Com um caldeirão de referências e harmonia visual, Steven Spielberg entrega um filme que transforma em arte a mais simples ideia
De Volta para o Futuro, Cidadão Kane, Gigante de Ferro, O Iluminado, King King, Jurassic Park, Tron… São tantas referências que é impossível pegar todas, mas nem por isso a adaptação feita por Steven Spielberg de Jogador Nº 1 é guiado apenas por elas. Nostalgia e realidade se fundem em perfeita harmonia com a ideia simples de um futuro distópico que Zak Penn e o próprio autor do livro, Ernerst Cline, transformam em um roteiro coeso e que encanta tanto jovens quanto adultos.
Em meio ao desemprego e fome que permeia o ano de 2045, Wade Watts (Ty Sheridan) é uma das muitas pessoas que usam como escapismo o OASIS, um vasto mundo virtual criado por James Halliday (Mark Rylance) e Ogden Morrow (Simon Pegg). O ponto de partida é cinco anos após a morte de Halliday, que deixa como herança a fortuna dele e o controle desse mundo virtual àquele que encontrar um easter-egg ao final de uma caça ao tesouro. Penn e Cline adaptam a linguagem literária para a cinematográfica da melhor forma: com regras bem explicadas em uma história bem amarrada, gerada por menos desafios e subtramas; introdução rápida e dinâmica dos personagens; e referências bem colocadas que fazem sentido em um contexto maior.

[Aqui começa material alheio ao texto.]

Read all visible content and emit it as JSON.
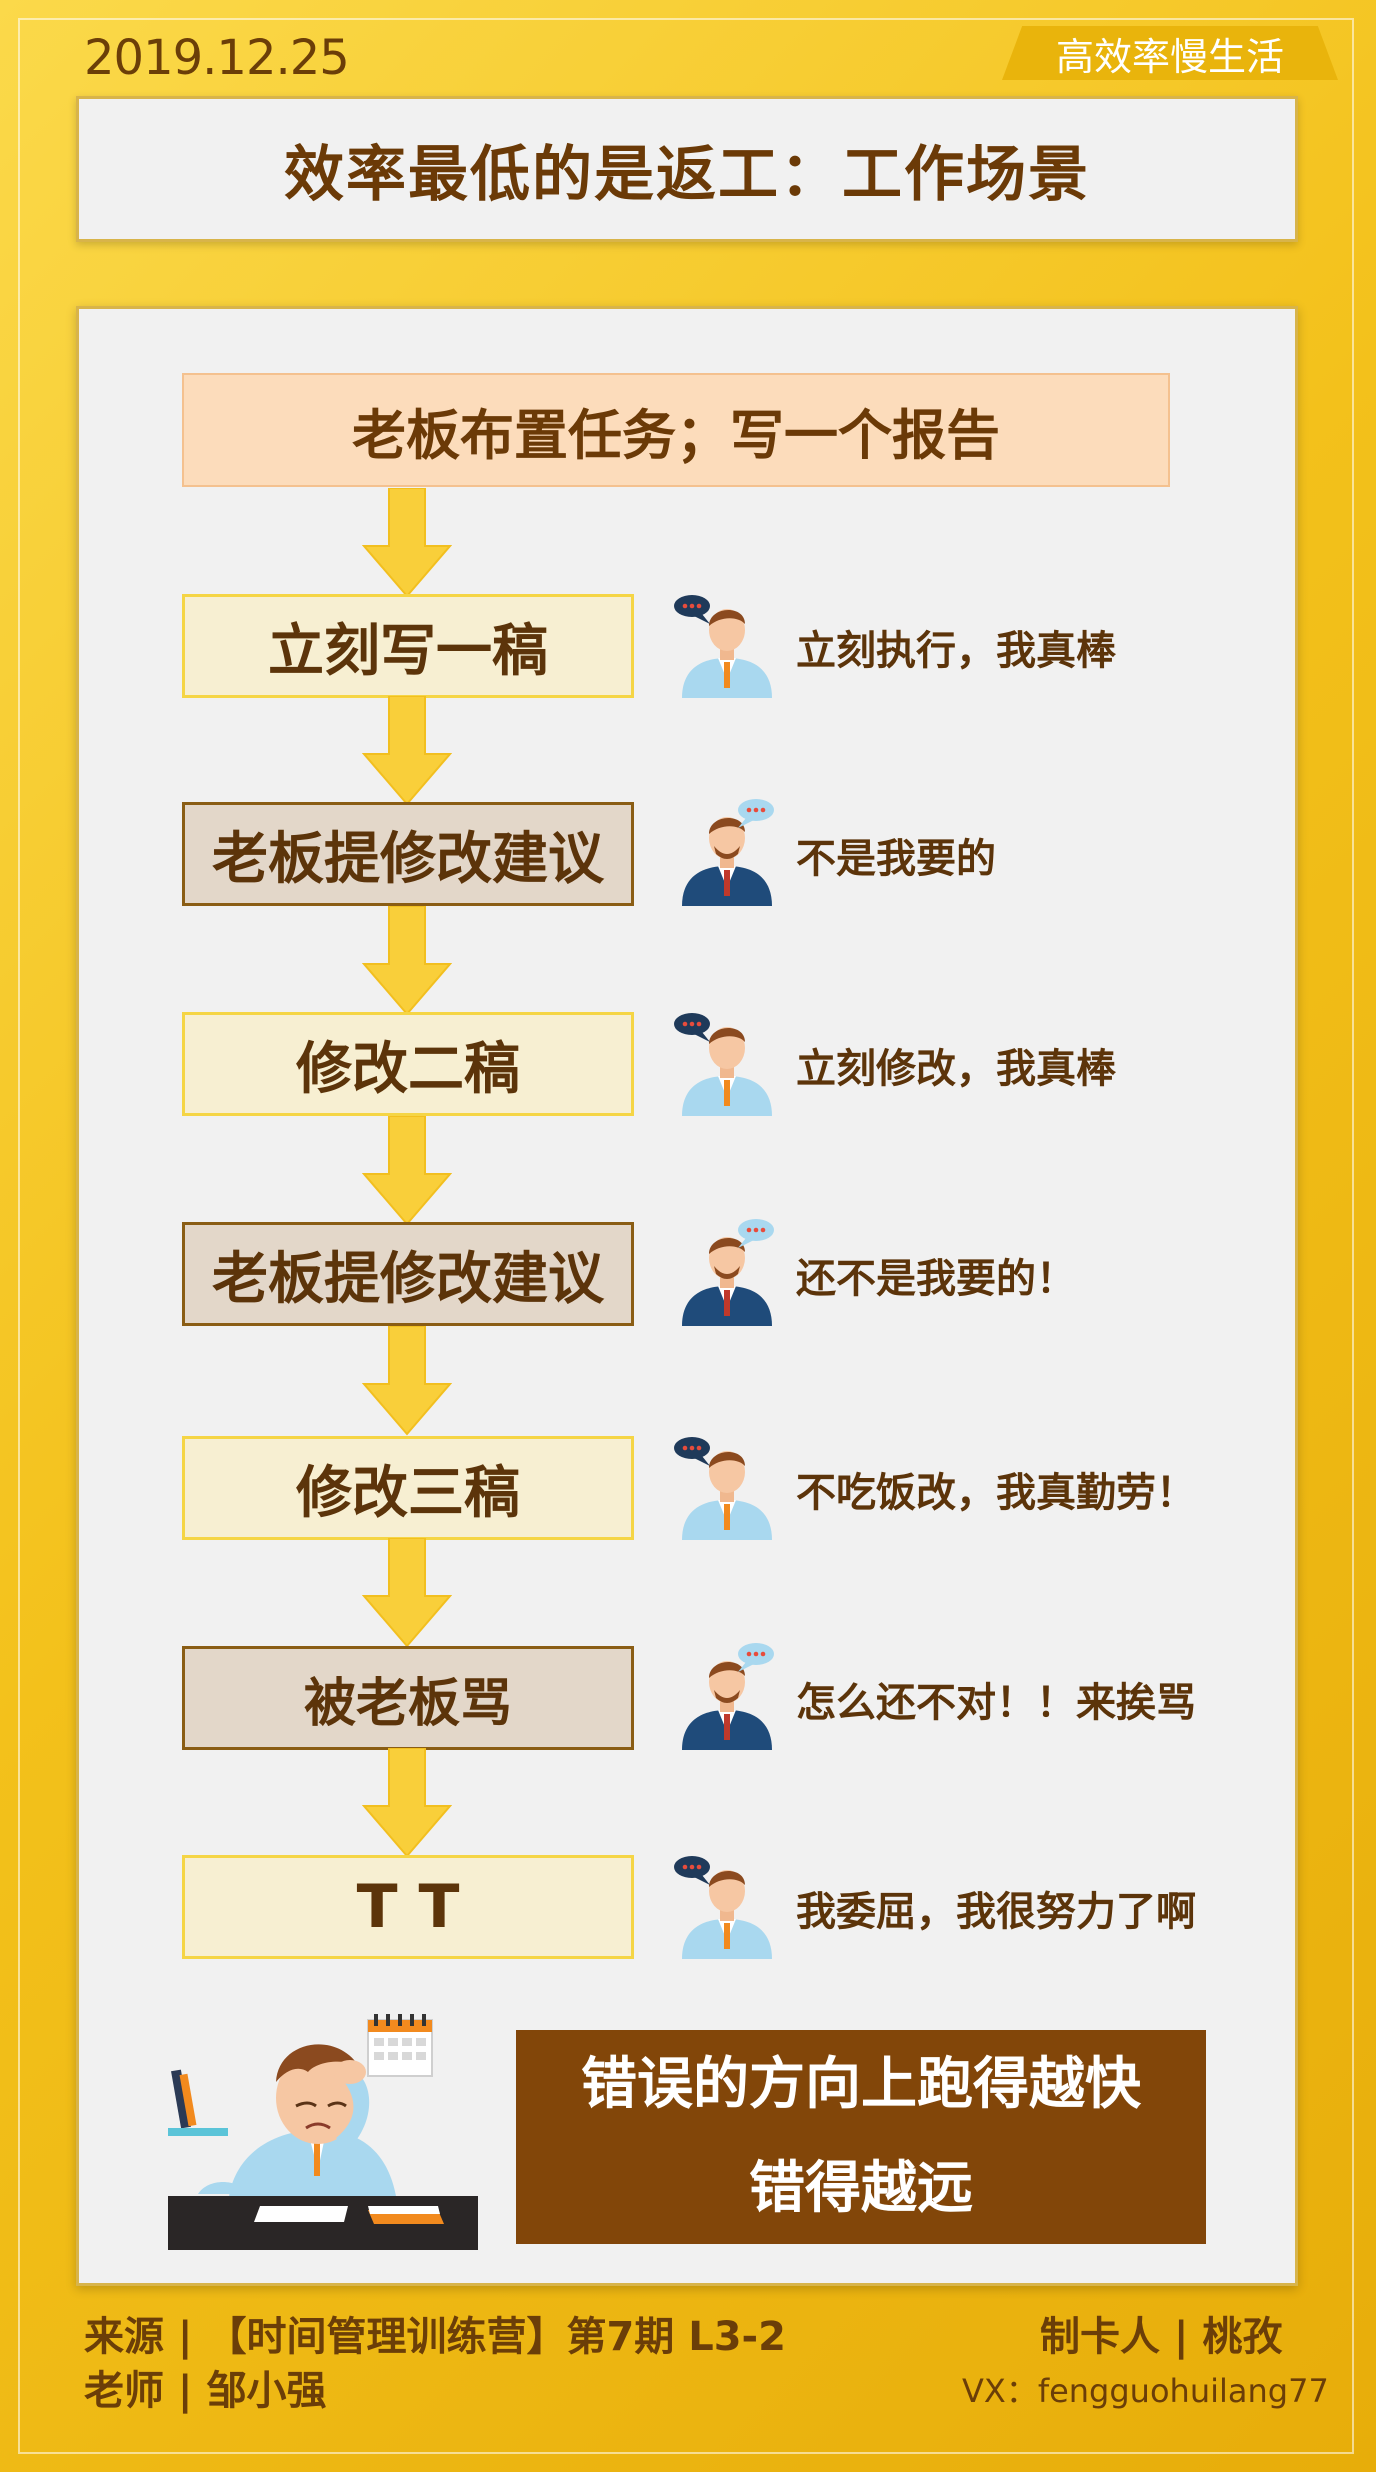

Spielberg, trabalhando com Janusz Kaminski, o diretor de fotografia, cria dois mundos bem definidos. O tom acinzentado do mundo real contrasta com a explosão de cores do virtual em um clichê óbvio, mas com tantos níveis de nuances entre os dois que gera a imersão do espectador. A qualidade do CGI utilizada na construção do OASIS causa até uma inversão do estranhamento – o personagem humano parece irreal na tela após cenas tão bem feitas do seu avatar digital.
Para aqueles que não compreendem, no entanto, a importância dos videogames na vida dos jovens de hoje – ou não gostam da cultura pop referenciada no filme -, talvez fiquem entediados ou até mesmo não entendam-no mais do que sua mensagem subliminar. Isso se aplica também a todos os clichês de uma história dos anos 1980 que são referenciados no filme: vilão caricato, herói adorável, mocinha fofa, história de amor, sequências com cliffhanger e mensagem feel good. Já não é o tipo de história que o público procura ao ir ao cinema, mas isso apenas complementa a experiência de revisitação ao passado.
Há um frenesi na montagem de algumas sequências de ação, em que tudo acontece ao mesmo tempo e pouco é discernível, mas tudo isso fica em segundo plano e não toma muito tempo de tela. E, apesar de a trilha sonora de Alan Silvestri não ter sido um grande destaque, ela se preocupa em ter um encaixe equilibrado com as cenas, se tornando ela mesmo uma referência a filmes como De Volta para o Futuro – do próprio Silvestri – e O Iluminado.
Há momentos sutis de críticas sobre quem somos, sobre a sociedade conectada que se desliga da realidade, até mesmo o vilão Nolan Sorrento (Ben Mendelsohn em mais um papel que já ficou recorrente para ele) é uma clara referência às grandes empresas que tentam o monopólio do nosso ciclo infinito de consumo. Os eventos no mundo real vão ganhando importância aos poucos, como se os personagens fossem despertando para suas realidades. Jogador Nº 1 é um filme que, além da diversão, traz também uma reflexão subliminar, sem que um deprecie o outro.